C'è "Krautrock", c'è "The Sad Skinhead" e altro materiale da Faust IV, c'è "Jennifer", ci sono pezzi dai lavori più recenti e da quelli venturi. Brandelli di Faust I, escursioni mantriche, deliri d'improvvisazione. Un carrozzone dadaista, suoni cosmici e stralunati, eppure terribilmente concreti. Noi siamo tutti a bocca aperta, come bimbi al circo. Attimi di panico invece in prima fila, dove ci sono da schivare le scintille che il trapano produce sul bidone, e i pesantissimi tubi di metallo (sic) che Zappi e l'insospettabile Cambuzet lanciano dal palco (sic). Per non dire di Juan Hervè che, in pieno "flower power", trotterella spensierato mentre brandisce una motosega. La parola chiave, mi dispiace che sia così cacofonica ma non ce ne sono altre, è sdrammatizzazione. La tragedia, che i Faust esploravano con suole di vento, si dissolve nel nonsense. Ogni gesto di Peron è privo di qualunque "valore", se così posso dire. Non c'è nulla di serio, eppure sì. Al momento non so dire altro.
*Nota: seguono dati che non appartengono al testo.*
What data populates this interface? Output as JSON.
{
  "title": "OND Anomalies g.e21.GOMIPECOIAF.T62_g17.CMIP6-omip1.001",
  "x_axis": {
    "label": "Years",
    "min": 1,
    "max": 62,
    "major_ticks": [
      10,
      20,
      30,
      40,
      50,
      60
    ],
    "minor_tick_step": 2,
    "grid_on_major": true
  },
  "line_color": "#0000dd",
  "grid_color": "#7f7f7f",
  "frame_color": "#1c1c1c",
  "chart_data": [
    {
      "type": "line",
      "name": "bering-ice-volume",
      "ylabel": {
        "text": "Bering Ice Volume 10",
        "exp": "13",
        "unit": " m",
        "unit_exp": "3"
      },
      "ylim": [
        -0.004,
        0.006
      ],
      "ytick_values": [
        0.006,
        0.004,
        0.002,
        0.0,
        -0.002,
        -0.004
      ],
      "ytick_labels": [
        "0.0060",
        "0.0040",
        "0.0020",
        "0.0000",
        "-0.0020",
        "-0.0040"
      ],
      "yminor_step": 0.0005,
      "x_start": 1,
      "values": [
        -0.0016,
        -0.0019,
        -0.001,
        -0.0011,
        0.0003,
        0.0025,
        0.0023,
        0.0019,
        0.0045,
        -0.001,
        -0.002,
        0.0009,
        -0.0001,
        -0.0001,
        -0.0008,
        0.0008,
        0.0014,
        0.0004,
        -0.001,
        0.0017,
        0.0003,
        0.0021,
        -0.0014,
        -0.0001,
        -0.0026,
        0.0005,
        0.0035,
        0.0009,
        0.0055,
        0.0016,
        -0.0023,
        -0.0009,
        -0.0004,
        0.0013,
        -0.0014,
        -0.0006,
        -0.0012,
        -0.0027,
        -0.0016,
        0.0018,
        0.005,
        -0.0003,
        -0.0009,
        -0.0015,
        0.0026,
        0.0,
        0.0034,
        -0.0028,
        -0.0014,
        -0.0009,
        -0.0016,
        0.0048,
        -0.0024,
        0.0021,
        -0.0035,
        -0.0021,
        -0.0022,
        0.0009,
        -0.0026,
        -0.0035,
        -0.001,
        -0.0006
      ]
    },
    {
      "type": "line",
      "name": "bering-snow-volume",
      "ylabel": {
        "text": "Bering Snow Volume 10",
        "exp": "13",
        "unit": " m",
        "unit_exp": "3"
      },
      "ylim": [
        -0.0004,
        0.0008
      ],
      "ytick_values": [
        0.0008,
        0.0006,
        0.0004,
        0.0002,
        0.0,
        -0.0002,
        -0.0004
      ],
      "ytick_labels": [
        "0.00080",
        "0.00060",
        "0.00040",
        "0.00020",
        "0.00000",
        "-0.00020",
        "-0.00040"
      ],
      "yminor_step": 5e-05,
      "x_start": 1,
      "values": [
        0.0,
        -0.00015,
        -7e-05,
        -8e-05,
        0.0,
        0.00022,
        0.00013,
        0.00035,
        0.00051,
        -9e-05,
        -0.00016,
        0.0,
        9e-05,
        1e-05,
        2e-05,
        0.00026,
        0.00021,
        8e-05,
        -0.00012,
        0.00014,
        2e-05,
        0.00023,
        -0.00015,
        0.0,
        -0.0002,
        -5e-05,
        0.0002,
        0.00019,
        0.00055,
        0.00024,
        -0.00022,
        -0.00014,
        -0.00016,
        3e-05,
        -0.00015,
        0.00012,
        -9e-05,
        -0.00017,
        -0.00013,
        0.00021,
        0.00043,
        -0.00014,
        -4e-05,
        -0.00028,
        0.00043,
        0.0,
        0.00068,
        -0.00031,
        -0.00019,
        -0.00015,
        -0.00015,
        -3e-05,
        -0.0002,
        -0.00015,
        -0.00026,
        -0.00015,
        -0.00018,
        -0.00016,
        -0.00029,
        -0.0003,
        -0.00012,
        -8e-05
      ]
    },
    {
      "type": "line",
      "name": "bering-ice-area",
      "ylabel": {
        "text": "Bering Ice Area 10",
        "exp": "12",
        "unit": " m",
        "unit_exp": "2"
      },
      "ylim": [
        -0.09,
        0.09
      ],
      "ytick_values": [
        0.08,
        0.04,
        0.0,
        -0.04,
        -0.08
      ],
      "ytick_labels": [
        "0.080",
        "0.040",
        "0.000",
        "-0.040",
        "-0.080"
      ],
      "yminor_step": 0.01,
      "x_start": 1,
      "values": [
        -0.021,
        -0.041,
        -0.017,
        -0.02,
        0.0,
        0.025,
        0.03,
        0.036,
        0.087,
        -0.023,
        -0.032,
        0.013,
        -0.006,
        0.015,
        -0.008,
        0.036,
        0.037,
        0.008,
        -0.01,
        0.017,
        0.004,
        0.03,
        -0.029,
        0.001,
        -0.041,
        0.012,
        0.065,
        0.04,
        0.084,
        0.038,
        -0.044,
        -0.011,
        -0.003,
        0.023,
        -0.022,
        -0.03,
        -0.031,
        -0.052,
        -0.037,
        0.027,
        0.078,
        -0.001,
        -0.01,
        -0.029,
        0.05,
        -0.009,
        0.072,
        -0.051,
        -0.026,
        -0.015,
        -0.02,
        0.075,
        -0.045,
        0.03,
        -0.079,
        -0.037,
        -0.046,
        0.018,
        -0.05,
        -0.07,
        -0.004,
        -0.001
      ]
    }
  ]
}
Dissoltasi l'ovazione di commiato, riesco invece a produrre un pensiero assai lucido: non voglio tornare là fuori. Tra gente comune e vita reale. Che poi quanto è reale una vita dove ogni cosa si porta dietro il peso di una definizione, e la melma sembra precludere qualunque fuga all'intelletto ansioso di deviazione? Avrei raggiunto dopo pochi istanti il nirvana, se la mia ex non mi avesse richiamato all'ordine, ricordandomi che a momenti chiudevano il teatro. Che donna assennata! Il copione in questo caso è ineludibile, e ahimè, là fuori ci tornai, immediatamente assalito dalla nostalgia della beata incoscienza faustiana. Mi salvò un mercante di rhum, che mi condusse tra nebbie dolciastre. Era il momento per il nostro triangolo di tirare le somme: giudizio unanime fu che ci eravamo divertiti come gli sciacalli dopo la carneficina del "Mucchio selvaggio", ma c'era qualcosa in più, che nessuno di noi riusciva a raccontare, né tantomeno riesco a farlo io adesso.

A distanza di qualche settimana mi vengono in mente le ultime parole di Faust I: "Nobody knows / if it really happened."